The FDA can issue emergency use authorizations to allow the use of unapproved drugs, or drugs not approved for that particular purpose, in emergency situations to treat life-threatening diseases or conditions, including the virus that causes COVID-19.

On February 4, 2020, the Health and Human Services Secretary determined the public health emergency posed significant potential to affect national security or the health and security of U.S. Citizens. That emergency determination allowed for the emergency use authorization for hydroxychloroquine and other health and safety measures.

The FDA first granted the emergency use authorization for hydroxychloroquine on March 28, 2020, based on the “science and data available at the time” to combat the worsening COVID-19 pandemic in the absence of a treatment or vaccine. The FDA now indicates it is rescinding the authorization based on “up to date science and data.”

Later, as the findings from new research was reported, the World Health Organization halted a clinical trial early due to findings suggesting hydroxychloroquine may increase the risk of death among COVID-19 patients. It later resumed that study.
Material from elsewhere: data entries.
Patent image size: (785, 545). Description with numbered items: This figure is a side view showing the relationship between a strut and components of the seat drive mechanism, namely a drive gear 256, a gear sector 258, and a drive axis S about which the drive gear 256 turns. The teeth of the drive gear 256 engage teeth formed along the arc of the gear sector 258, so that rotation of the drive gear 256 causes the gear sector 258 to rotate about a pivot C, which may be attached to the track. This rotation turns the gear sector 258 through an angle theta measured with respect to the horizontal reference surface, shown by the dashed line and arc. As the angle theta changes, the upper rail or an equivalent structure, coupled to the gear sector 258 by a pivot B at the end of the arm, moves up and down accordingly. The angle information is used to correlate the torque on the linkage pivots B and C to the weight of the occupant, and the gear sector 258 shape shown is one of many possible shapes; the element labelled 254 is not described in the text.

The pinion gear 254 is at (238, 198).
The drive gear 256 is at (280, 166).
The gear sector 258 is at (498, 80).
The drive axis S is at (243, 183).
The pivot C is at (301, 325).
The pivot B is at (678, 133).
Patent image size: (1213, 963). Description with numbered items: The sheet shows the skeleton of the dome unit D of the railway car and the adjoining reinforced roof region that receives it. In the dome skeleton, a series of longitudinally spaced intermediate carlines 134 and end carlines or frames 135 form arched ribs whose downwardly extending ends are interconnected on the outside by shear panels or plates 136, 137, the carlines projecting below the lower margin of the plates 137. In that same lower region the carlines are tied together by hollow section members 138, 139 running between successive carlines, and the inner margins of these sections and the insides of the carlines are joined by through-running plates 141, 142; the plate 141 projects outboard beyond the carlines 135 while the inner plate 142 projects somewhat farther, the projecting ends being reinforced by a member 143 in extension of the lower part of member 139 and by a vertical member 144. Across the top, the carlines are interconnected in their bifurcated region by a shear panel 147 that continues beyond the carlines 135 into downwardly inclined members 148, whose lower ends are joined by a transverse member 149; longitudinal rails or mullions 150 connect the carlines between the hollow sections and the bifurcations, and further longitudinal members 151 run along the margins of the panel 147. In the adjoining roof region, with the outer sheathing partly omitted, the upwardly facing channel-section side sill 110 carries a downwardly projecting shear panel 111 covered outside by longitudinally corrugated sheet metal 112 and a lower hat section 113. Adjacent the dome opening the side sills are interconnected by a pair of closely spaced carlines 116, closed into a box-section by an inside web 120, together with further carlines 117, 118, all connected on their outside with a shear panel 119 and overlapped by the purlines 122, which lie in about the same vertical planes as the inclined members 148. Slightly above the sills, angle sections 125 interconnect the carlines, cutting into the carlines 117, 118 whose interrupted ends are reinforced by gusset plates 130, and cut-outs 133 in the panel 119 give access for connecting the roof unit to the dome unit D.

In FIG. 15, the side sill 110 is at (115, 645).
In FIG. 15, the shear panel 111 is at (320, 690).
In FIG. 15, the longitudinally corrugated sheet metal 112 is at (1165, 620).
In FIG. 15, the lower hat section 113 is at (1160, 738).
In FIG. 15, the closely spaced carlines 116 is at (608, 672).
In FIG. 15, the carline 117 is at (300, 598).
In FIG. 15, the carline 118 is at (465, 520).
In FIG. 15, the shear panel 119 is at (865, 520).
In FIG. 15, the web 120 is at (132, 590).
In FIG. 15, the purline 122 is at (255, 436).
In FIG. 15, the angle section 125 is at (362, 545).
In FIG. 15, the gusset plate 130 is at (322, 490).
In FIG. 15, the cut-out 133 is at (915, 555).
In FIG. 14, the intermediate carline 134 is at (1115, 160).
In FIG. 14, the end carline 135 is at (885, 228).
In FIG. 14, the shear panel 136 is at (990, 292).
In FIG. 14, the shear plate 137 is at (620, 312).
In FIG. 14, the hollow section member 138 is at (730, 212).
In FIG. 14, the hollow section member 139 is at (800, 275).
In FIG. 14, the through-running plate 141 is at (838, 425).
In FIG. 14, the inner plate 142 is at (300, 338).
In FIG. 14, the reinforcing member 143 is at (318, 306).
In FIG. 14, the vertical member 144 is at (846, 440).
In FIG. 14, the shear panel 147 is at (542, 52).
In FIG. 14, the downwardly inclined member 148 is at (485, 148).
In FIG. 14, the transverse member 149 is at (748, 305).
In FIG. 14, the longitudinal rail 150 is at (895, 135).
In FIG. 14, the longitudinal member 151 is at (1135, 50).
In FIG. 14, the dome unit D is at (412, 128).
The U.S. Centers for Disease Control and Prevention (CDC) and the FDA had to issue a warning to the public not to use hydroxychloroquine without the oversight of a health care professional in a hospital setting. The health advisory came after President Donald Trump publicly endorsed the drug, leading some citizens to try it and becoming severely ill, resulting in at least one death.

“We’ve made clear throughout the public health emergency that our actions will be guided by science and that our decisions may evolve as we learn more about the SARS-CoV-2 virus, review the latest data, and consider the balance of risks versus benefits of treatments for COVID-19,” Dr. Anand Shah, FDA Deputy Commissioner for Medical and Scientific Affairs, said in the press release. “The FDA always underpins its decision-making with the most trustworthy, high-quality, up-to-date evidence available.”